商店街事務所には弦楽器お化けが。中にはヒマそうな常勤職員が。
 

 おまけ:上記商店街で見かけたゴミ置き場。

 家の前がゴミ収集場所に指定されているおかげで、本当に可哀想なことになってました。こんなに可哀想なものを見たのは何年ぶりだろう。

 

6月6日(金曜) 深夜

 本日、Go smoking に連載しているコラムが更新されてます。

 今回のテーマは「毒ガス島でタバコを吸う」。 先月の連休に広島は毒ガス島こと大久野島を巡ってきたときのレポートです。第二次大戦当時、軍事機密のため日本地図から消してまで密かに毒ガスを製造していたという現場は、なかなか興味深いものがありました。

 よければご覧いただけると嬉しいです。

 

6月5日(木曜) 深夜

 通勤電車の車内で、隣にいた女子高生グループが喋っていた。

 なんでも、その中の一人が少し前に別れた彼氏とヨリを戻したいと思っているものの、最近まったく連絡をとっていないからどうしたらいいだろう…みたいな話題で真剣に話し込んでいるようす。

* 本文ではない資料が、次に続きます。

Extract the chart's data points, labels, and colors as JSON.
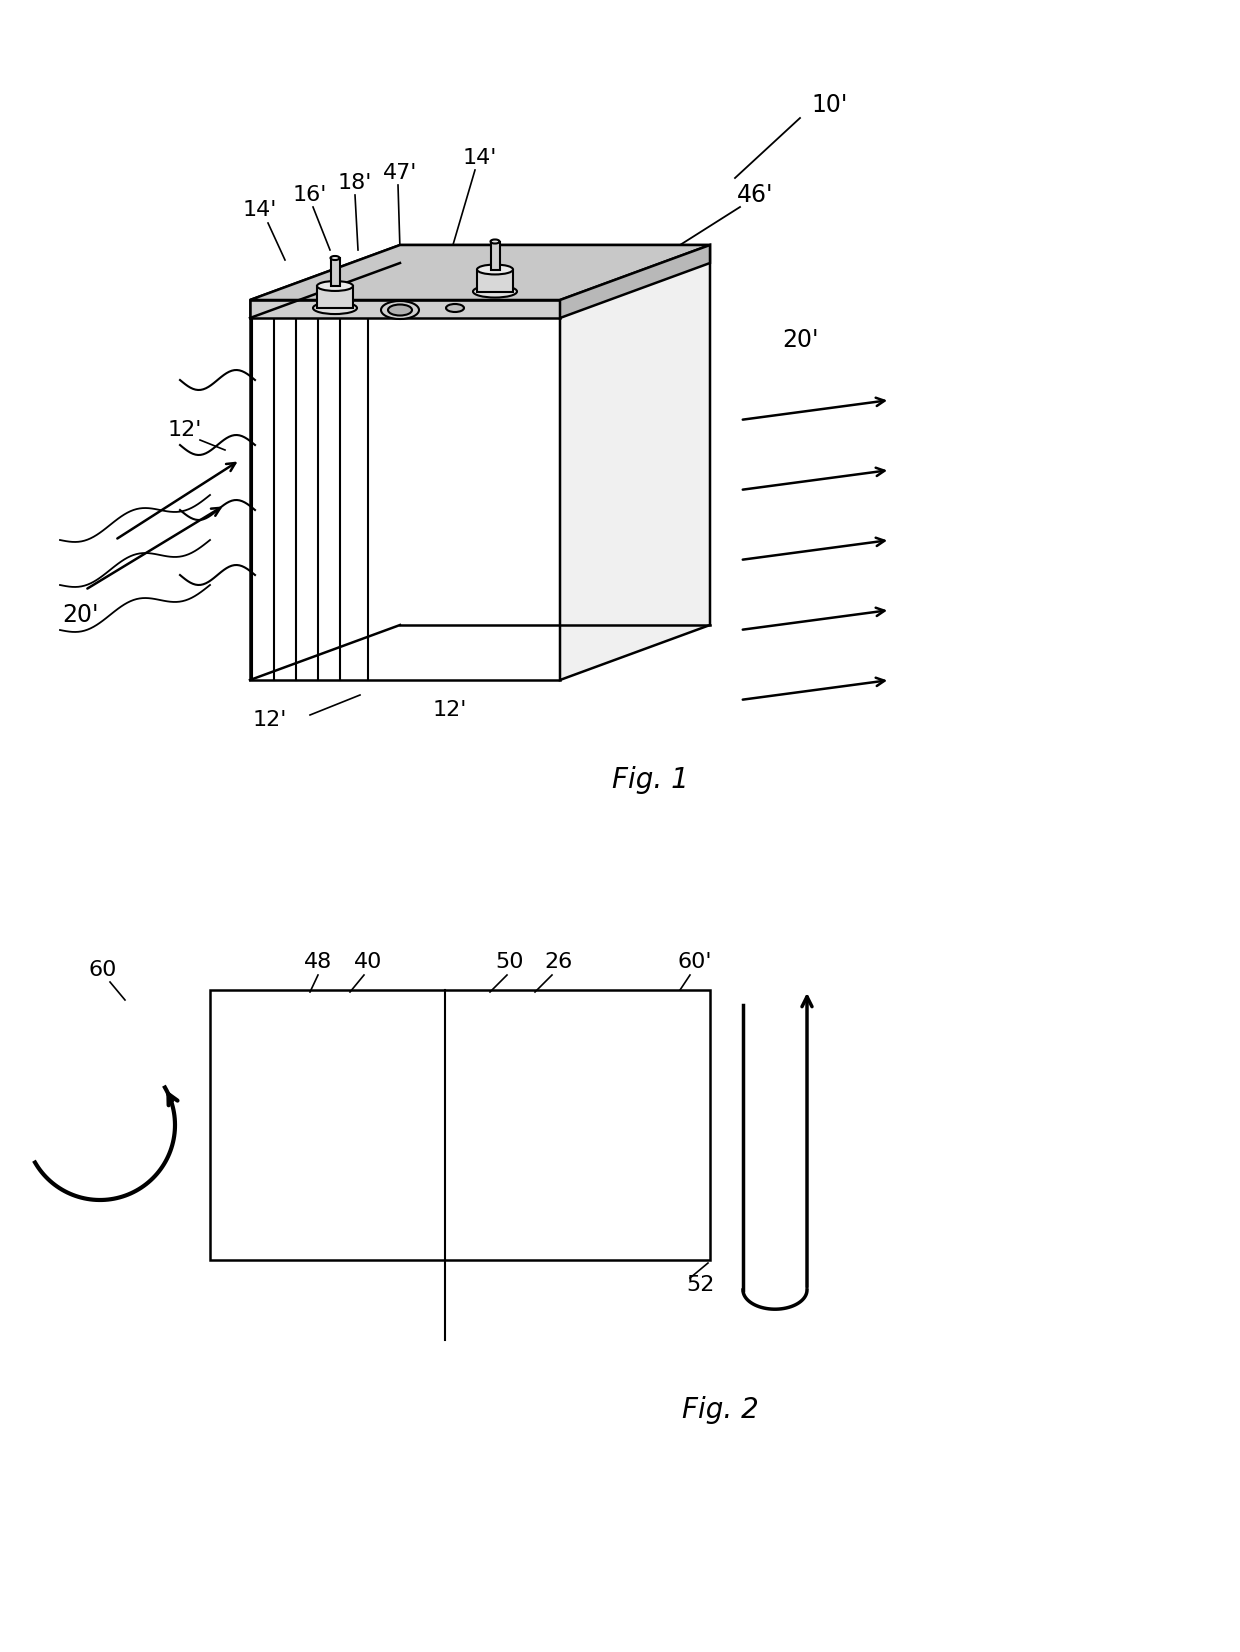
{
  "bg_color": "#ffffff",
  "fig_width": 12.4,
  "fig_height": 16.52,
  "fig1_label": "Fig. 1",
  "fig2_label": "Fig. 2",
  "labels": {
    "10p": "10'",
    "12p_side": "12'",
    "12p_bottom_left": "12'",
    "12p_bottom_right": "12'",
    "14p_left": "14'",
    "14p_right": "14'",
    "16p": "16'",
    "18p": "18'",
    "20p_left": "20'",
    "20p_right": "20'",
    "46p": "46'",
    "47p": "47'",
    "48": "48",
    "40": "40",
    "50": "50",
    "26": "26",
    "60p_right": "60'",
    "60_left": "60",
    "52": "52"
  }
}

 で、しばらくして、当のヨリを戻したい本人が意を決したように宣言したのだった。

 「やっぱりメールとかするより、毛ガニ送ろうと思う」

 ええっ!? 毛ガニ??

 あまりに唐突な展開に、関係ないこっちまですっかり動揺してしまい。

 確かにメールよりは毛ガニのほうが心を揺さぶられるかもしれない。思いのたけの大きさが伝わるかもしれない。いやしかし、獲物で相手の気を引こうとするなんて現代人の、それも女子高生のやることか。おまけに、よりによって毛ガニだぜ?? ううむ、ぜんぜん分からない!!

 …などとアレコレ混乱しながら話の続きを聞いているうちに分かってきた。「手紙」を「毛ガニ」と聞き違えていたのだ。なーんだ、手紙かよ。

 聞き違えにもひょっとしたら、深層心理が反映するのかもしれませんな。確かに私は毛ガニを食べたい。

 

6月4日(水曜) 深夜

 同僚と行ったイタリア料理屋のカウンターに、なぜか蝿叩きが置いてあったわけですが。

 「これって何のために置いてあるんですかねえ?」と同僚がしきりに訝るのがおかしくて、ついついウソを並べてしまったのでした。

 「イタリアの店には蝿叩きを飾る風習があるんですよ。蝿叩きにたくさん蝿が付いていればいるほど、ウチは商売が繁盛してますよっていう」

 で、「へえー、そうなんですか」「でも…蝿を叩いたやつを並べてるってちょっと気持ち悪いなァ」と感心する同僚の姿に満ち足りた気分を味わっていたところ、店員が駆け寄ってきて「違います!違います!」。

 蝿叩きの網が人の顔の模様になっているのが面白いから、オブジェとして飾ってるんだそうで。

 

 他所様の店でイイカゲンなことを言うもんじゃないなと、ほんの少しだけ反省しております。

 

6月3日(火曜) 深夜

 自動車の後部座席のシートベルト着用が義務化された。

 おまけにバスの座席までシートベルトが義務化されたおかげで、何だかおかしなことになっている。

 乗客がシートベルトをしていなければ運転手が罰せられるわけだが、シートベルトの付いていない補助席や、市バスなどの路線バスでは着用しなくてもOKらしい。でも、観光バスのバスガイドさんは今後、立って喋るのは禁止になりそうとのこと。

 どうせなら、もっととことん全国民の命を大切にしたらいいんじゃないか。

  政府というのはおふくろのようなものですから。国民は子どもみたいなものですから。バブー。いいことしても小遣いはくれないけどね。